Pathogenic mtDNA mutations causing mitochondrial myopathy: The need for muscle biopsy.
Hardy SA., Blakely EL., Purvis AI., Rocha MC., Ahmed S., Falkous G., Poulton J., Rose MR., O'Mahony O., Bermingham N., Dougan CF., Ng YS., Horvath R., Turnbull DM., Gorman GS., Taylor RW.

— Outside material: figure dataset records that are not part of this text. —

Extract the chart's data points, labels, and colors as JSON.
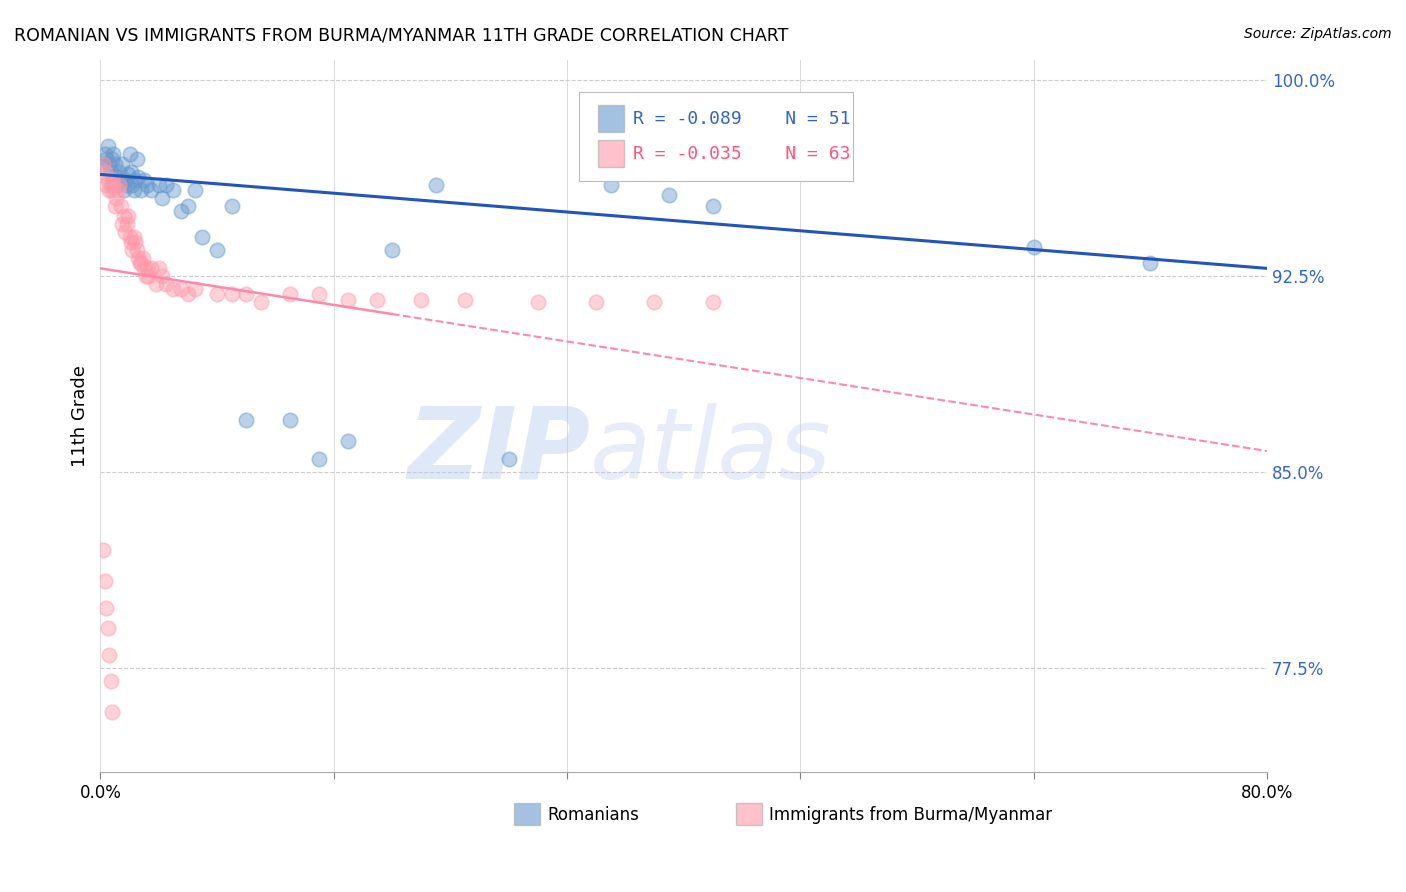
{
  "title": "ROMANIAN VS IMMIGRANTS FROM BURMA/MYANMAR 11TH GRADE CORRELATION CHART",
  "source": "Source: ZipAtlas.com",
  "ylabel": "11th Grade",
  "watermark": "ZIPatlas",
  "blue_label": "Romanians",
  "pink_label": "Immigrants from Burma/Myanmar",
  "blue_R": "R = -0.089",
  "blue_N": "N = 51",
  "pink_R": "R = -0.035",
  "pink_N": "N = 63",
  "blue_color": "#6699CC",
  "pink_color": "#FF99AA",
  "blue_line_color": "#2255BB",
  "pink_line_color": "#FF88AA",
  "xlim": [
    0.0,
    0.8
  ],
  "ylim": [
    0.735,
    1.008
  ],
  "ytick_vals": [
    1.0,
    0.925,
    0.85,
    0.775
  ],
  "ytick_labels": [
    "100.0%",
    "92.5%",
    "85.0%",
    "77.5%"
  ],
  "blue_scatter_x": [
    0.002,
    0.003,
    0.004,
    0.005,
    0.006,
    0.007,
    0.008,
    0.009,
    0.01,
    0.011,
    0.012,
    0.013,
    0.014,
    0.015,
    0.016,
    0.017,
    0.018,
    0.019,
    0.02,
    0.021,
    0.022,
    0.023,
    0.024,
    0.025,
    0.026,
    0.028,
    0.03,
    0.032,
    0.035,
    0.04,
    0.042,
    0.045,
    0.05,
    0.055,
    0.06,
    0.065,
    0.07,
    0.08,
    0.09,
    0.1,
    0.13,
    0.15,
    0.17,
    0.2,
    0.23,
    0.28,
    0.35,
    0.39,
    0.42,
    0.64,
    0.72
  ],
  "blue_scatter_y": [
    0.968,
    0.972,
    0.97,
    0.975,
    0.968,
    0.965,
    0.97,
    0.972,
    0.968,
    0.963,
    0.96,
    0.965,
    0.962,
    0.968,
    0.958,
    0.962,
    0.96,
    0.964,
    0.972,
    0.965,
    0.96,
    0.958,
    0.962,
    0.97,
    0.963,
    0.958,
    0.962,
    0.96,
    0.958,
    0.96,
    0.955,
    0.96,
    0.958,
    0.95,
    0.952,
    0.958,
    0.94,
    0.935,
    0.952,
    0.87,
    0.87,
    0.855,
    0.862,
    0.935,
    0.96,
    0.855,
    0.96,
    0.956,
    0.952,
    0.936,
    0.93
  ],
  "pink_scatter_x": [
    0.002,
    0.003,
    0.004,
    0.005,
    0.006,
    0.007,
    0.008,
    0.008,
    0.009,
    0.01,
    0.011,
    0.012,
    0.013,
    0.014,
    0.015,
    0.016,
    0.017,
    0.018,
    0.019,
    0.02,
    0.021,
    0.022,
    0.023,
    0.024,
    0.025,
    0.026,
    0.027,
    0.028,
    0.029,
    0.03,
    0.031,
    0.032,
    0.033,
    0.035,
    0.038,
    0.04,
    0.042,
    0.045,
    0.05,
    0.055,
    0.06,
    0.065,
    0.08,
    0.09,
    0.1,
    0.11,
    0.13,
    0.15,
    0.17,
    0.19,
    0.22,
    0.25,
    0.3,
    0.34,
    0.38,
    0.42,
    0.002,
    0.003,
    0.004,
    0.005,
    0.006,
    0.007,
    0.008
  ],
  "pink_scatter_y": [
    0.968,
    0.965,
    0.96,
    0.962,
    0.958,
    0.96,
    0.958,
    0.962,
    0.96,
    0.952,
    0.955,
    0.958,
    0.96,
    0.952,
    0.945,
    0.948,
    0.942,
    0.945,
    0.948,
    0.94,
    0.938,
    0.935,
    0.94,
    0.938,
    0.935,
    0.932,
    0.93,
    0.93,
    0.932,
    0.928,
    0.925,
    0.928,
    0.925,
    0.928,
    0.922,
    0.928,
    0.925,
    0.922,
    0.92,
    0.92,
    0.918,
    0.92,
    0.918,
    0.918,
    0.918,
    0.915,
    0.918,
    0.918,
    0.916,
    0.916,
    0.916,
    0.916,
    0.915,
    0.915,
    0.915,
    0.915,
    0.82,
    0.808,
    0.798,
    0.79,
    0.78,
    0.77,
    0.758
  ]
}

Pathogenic mitochondrial tRNA (mt-tRNA) gene mutations represent a prominent cause of primary mitochondrial DNA (mtDNA)-related disease despite accounting for only 5%-10% of the mitochondrial genome.(1,2) Although some common mt-tRNA mutations, such as the m.3243A>G mutation, exist, the majority are rare and have been reported in only a small number of cases.(3) The MT-TP gene, encoding mt-tRNA(Pro), is one of the less polymorphic mt-tRNA genes, and only 5 MT-TP mutations have been reported as a cause of mitochondrial muscle disease to date (table e-1 at Neurology.org/ng, P6-10). We report 5 patients with myopathic phenotypes, each harboring different pathogenic mutations in the MT-TP gene, highlighting the importance of MT-TP mutations as a cause of mitochondrial muscle disease and the requirement to study clinically relevant tissue.